Omschrijving
This book provides an in-depth typological account of the forms, functions, and histories of serial verb constructions, in which several verbs combine to form a single predicate. It uses an inductively-based framework for the analysis and draws on data from languages with different typological profiles and genetic affiliations.
Aikhenvald has performed a great service by providing linguists with both a framework and an explicit vocabulary for describing and analyzing serial verb phenomena, not to mention an extensive empirical database of illustrative forms. Given the broad implications that SVCs have for syntactic and semantic analysis, general linguists cannot afford to miss out on the insights of this valuable book. They will find it a pleasure to read such a well-written book.

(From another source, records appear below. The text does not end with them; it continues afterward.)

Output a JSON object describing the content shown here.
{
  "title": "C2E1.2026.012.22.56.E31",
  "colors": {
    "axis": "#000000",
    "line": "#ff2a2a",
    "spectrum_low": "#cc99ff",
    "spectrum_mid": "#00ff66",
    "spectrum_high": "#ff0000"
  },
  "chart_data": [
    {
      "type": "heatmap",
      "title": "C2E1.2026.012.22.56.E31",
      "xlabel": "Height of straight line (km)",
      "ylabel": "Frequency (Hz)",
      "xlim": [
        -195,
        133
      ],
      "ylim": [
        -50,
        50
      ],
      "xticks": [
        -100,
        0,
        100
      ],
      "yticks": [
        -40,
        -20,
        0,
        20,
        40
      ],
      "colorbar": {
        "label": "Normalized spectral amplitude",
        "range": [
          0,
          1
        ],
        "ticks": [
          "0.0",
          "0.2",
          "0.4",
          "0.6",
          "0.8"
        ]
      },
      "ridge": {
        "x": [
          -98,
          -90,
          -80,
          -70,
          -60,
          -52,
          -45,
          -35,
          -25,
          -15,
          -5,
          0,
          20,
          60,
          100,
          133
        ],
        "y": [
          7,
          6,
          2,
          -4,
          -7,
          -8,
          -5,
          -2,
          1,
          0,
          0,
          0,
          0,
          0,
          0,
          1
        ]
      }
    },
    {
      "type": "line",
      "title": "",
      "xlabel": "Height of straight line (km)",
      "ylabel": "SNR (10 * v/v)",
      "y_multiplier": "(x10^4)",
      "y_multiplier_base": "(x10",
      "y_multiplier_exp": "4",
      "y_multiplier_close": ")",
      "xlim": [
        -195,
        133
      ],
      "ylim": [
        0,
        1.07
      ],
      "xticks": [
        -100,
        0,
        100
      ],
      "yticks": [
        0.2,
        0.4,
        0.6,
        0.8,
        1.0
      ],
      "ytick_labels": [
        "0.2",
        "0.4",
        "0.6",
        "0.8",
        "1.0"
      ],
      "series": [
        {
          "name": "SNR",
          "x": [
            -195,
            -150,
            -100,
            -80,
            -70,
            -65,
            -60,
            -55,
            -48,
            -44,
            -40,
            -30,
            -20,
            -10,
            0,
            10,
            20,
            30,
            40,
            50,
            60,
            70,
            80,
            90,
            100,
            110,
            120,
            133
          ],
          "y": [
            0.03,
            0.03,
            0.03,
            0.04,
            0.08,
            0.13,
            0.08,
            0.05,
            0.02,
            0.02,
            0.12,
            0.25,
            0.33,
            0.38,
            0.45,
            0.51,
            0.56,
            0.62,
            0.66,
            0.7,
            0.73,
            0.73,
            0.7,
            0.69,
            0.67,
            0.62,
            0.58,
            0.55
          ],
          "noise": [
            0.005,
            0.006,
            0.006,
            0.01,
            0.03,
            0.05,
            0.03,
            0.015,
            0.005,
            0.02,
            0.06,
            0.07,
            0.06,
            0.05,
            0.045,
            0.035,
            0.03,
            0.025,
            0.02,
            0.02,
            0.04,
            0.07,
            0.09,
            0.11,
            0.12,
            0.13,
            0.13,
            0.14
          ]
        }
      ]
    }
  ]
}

The book not only captures an impressively diverse linguistic phenomenon, but its author achieves this in an impressively reader-friendly manner. Aikhenvald's "Serial verbs" will thus equally appeal to advanced students of linguistics, linguists interested in SVCs or the syntax-semantics interface in general as well as anyone with a basic linguistic knowledge and a curiosity about the diversity of human languages.
Alexandra Y. Aikhenvald is Australian Laureate Fellow, Adjunct Professor at the Centre for Indigenous Health and Equity Research at Central Queensland University and Foundation Director of the former Language and Culture Research Centre at James Cook University.